Мы с Мовчаном, нацепившим по тем временам дико смотревшийся свинцовый перстень в виде «мертвой головы», не сводили глаз с остановки, но из троллейбуса так и не вылезла долговязая фигура волейболиста с красивой молодежной прической, за которую не ругает даже военрук. Культурный молодой человек решил не связываться. А вот сумеет ли он, как говорится, «забыть и простить» — это уже другое дело. У меня проблем с поступлением куда-либо быть не могло — тем летом я был единственный на весь город выпускник, кому не выдали аттестат.

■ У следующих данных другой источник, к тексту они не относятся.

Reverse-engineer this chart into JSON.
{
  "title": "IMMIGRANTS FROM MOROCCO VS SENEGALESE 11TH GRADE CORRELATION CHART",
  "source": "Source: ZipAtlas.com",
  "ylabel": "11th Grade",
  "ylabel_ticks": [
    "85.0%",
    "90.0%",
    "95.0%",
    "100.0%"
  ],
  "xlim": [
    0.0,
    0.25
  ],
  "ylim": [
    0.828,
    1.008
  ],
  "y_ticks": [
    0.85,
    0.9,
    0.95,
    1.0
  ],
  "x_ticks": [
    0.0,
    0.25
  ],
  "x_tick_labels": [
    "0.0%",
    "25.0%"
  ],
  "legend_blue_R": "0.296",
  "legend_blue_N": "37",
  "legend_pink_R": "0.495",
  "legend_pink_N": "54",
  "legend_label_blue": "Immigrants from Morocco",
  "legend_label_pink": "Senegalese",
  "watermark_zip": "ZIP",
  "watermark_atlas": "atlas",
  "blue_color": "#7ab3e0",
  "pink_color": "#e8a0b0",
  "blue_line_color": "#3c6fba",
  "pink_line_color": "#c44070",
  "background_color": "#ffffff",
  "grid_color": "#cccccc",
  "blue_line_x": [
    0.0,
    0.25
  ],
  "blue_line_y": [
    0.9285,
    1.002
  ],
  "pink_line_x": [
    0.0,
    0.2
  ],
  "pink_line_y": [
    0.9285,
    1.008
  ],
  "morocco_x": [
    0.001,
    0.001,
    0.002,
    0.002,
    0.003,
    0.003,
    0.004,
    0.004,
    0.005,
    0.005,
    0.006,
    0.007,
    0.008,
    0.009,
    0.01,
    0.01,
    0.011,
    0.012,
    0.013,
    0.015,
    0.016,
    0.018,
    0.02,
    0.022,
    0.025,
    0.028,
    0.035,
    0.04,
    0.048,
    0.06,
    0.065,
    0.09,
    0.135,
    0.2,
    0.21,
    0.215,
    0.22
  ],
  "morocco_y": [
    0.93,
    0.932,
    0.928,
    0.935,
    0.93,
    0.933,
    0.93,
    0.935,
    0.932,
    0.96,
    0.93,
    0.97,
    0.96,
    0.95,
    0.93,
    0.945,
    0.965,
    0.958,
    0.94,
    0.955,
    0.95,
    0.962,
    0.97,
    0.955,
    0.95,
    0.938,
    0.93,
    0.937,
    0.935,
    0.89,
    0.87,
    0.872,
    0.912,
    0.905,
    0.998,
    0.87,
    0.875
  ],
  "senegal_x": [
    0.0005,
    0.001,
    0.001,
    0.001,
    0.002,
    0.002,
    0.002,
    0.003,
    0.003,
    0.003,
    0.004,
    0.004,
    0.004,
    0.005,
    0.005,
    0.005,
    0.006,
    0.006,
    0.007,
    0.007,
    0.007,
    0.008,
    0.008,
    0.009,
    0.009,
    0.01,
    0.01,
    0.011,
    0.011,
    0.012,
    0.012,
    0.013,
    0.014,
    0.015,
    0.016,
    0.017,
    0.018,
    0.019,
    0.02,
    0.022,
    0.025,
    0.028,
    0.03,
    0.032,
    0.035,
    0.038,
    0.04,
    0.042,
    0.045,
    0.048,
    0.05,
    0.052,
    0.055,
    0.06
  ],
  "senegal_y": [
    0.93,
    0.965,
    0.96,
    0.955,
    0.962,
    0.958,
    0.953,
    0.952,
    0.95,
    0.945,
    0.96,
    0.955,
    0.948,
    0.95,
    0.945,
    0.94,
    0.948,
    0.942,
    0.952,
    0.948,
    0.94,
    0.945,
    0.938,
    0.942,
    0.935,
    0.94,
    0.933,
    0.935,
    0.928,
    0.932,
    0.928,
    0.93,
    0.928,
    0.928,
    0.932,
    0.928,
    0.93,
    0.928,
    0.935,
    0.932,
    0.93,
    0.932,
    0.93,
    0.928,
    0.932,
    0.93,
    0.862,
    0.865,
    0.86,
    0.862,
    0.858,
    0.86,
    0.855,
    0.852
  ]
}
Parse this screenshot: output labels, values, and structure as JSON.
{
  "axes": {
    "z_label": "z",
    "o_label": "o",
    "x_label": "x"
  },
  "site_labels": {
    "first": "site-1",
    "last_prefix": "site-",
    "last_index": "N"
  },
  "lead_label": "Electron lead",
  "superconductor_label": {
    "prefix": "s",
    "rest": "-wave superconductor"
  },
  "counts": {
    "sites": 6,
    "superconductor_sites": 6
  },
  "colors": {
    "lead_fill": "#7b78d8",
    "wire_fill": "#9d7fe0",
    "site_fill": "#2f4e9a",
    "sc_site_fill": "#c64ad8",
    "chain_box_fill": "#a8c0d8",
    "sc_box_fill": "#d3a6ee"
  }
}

«Васильковое гетто», это Азизян так пел, «промчалось», а вместе с ним и «Иваново детство» одного из типичных персонажей того времени, и мы, по мере сил, сумели его капитально омрачить.
22.10.2008
ГАСТРОЛЕР
Мокшанцев был готов избавиться за сорок, нет, за сорок пять рублей, только бы не держать у себя в доме эти рожи до следующей «балки». «Кинг Кримзон» достался ему дешево — Азизян позвонил, потом принес и положил на стол. Хотя нет, Азизян явился без звонка. Помолчав с полминуты они с Мокшанцевым поняли друг друга. Мокшанцев открыл шифоньер, сунул руку под стопку наволочек и маек, и выдал Азизяну пачку ч/б.
— Лесбос, папа, лесбос, — нарушив молчание, посетовал Азизян. — А где же мужички?
Азизян убрал фотки в боковой карман бурякового пиджака:
— Эх, жалко, дядька, не успел я его спиртиком прогнать, шобы у кого следует ебала повытягивались.
Мокшанцев все же ткнул пару вещей — пластинка была чистая, как стираное белье. Жертва Азизяна обращалась с ней бережно… но музыка очень противная.
— Мэн… это у тебя есть Кримзон, слышь, мэн?
Мокшанцев оттого и закурил, что пахнуло бабьей простоквашей — кедами. Перед ним стоял хуйлыга в расшитой узорами джинсовой сорочке навыпуск, с противогазной сумкой на хилом плече. В очках. Нездешний. Волосики льняные, слабые, зато старательно отрощены. «Кто им, пидорасам, позволяет так зарастать»? — тут же вскипела в Мокшанцеве ненависть. Но он пришел торговать.
— Мэн, покажи Кримзон, — с достоинством честного человека повторил, окая, хилый в джинсовом мундире. Видно было, что где-то у себя, среди таких же, он пользуется авторитетом.
— А ты покажи бабочки, — ответил, наконец, Макшанцев, входя в роль. — Тогда мы тебе и Кинжочка покажем. Хули его смотреть, он чистый.
Очкарик юмора не оценил, отрывисто вякнул: «Деньги есть». Было очевидно, что перед ним стоят великие цели, революция сознания и все такое.
— На! Посмотрел?! — Мокшанцев боком высунул из портфеля обложку, мелькнули жуткие хари, как будто местные хиппи рисовали перед отъездом в Израиль. — Шесть и пять.